David Hume, a british and empiricist philosopher, wrote essentially the following works :
- Treatise of Human Nature (1740)
- Essays Concerning Human Understanding ((1748)
- Natural History of Religion (1757)
In summary, David Hume criticized the dogmatic rationalism of the seventeenth century and brought the principle of causality in the subjective opinion. His criticism will pave the way for Kant and a new way to philosophize.
Hume: psychic impressions and ideas
David Hume is empiricist in his view, human knowledge is derived, as a whole, of sensory experience (experience is the key word of this great figure of the eighteenth century English).
All that is in me, these are perceptions, by which Hume refers to all the events constituting the life of the mind, these perceptions may themselves be classified into two broad categories:
- Impressions: perceptions brightly in us entering with force and violence (feelings, emotions, …)
- The ideas, which represent, in Hume, pictures driving impressions.
Impressions and ideas follow one another relentlessly, in me, combine and associate themselves, by virtue of their similarity or contiguity.
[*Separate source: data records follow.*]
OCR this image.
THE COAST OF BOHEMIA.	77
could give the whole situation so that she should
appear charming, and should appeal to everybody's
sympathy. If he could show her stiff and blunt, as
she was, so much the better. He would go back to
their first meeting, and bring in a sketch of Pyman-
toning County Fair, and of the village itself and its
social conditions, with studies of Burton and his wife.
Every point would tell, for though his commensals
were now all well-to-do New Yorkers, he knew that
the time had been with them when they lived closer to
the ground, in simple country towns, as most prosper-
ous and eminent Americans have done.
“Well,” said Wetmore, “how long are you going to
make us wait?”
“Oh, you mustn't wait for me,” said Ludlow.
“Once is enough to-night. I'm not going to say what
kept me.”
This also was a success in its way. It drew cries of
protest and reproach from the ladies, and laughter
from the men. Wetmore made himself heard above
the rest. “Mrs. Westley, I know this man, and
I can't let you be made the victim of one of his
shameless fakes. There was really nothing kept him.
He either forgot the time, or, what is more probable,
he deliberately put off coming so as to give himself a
The whole psychic life can be explained by the association of ideas, a sort of attraction existing in the world of spirit: it designates this property that representations be called, or evoked by train each other, without any intervention of the will.
All operations were due to the mental game of association of ideas.
Hume and the critique of causality:
In Hume’s philosophy, even the idea of causality, so important for science and metaphysics, is reduced to an ordinary association of ideas.
If I say that a rise in air pressure causes rainfall (effect), what is the meaning of this statement?
- I associate two ideas based on habit.
- Thus, the question refers only, in Hume, a “constant antecedent,” fruit of the association and habit.
Reading Hume profoundly shook Kant. Troubled by this skeptical empiricism, Kant will forge a new method: Hume took me out of my “dogmatic slumber” that will be the cry of Kant in the Prolegomena to any future metaphysics that will want to present it as science.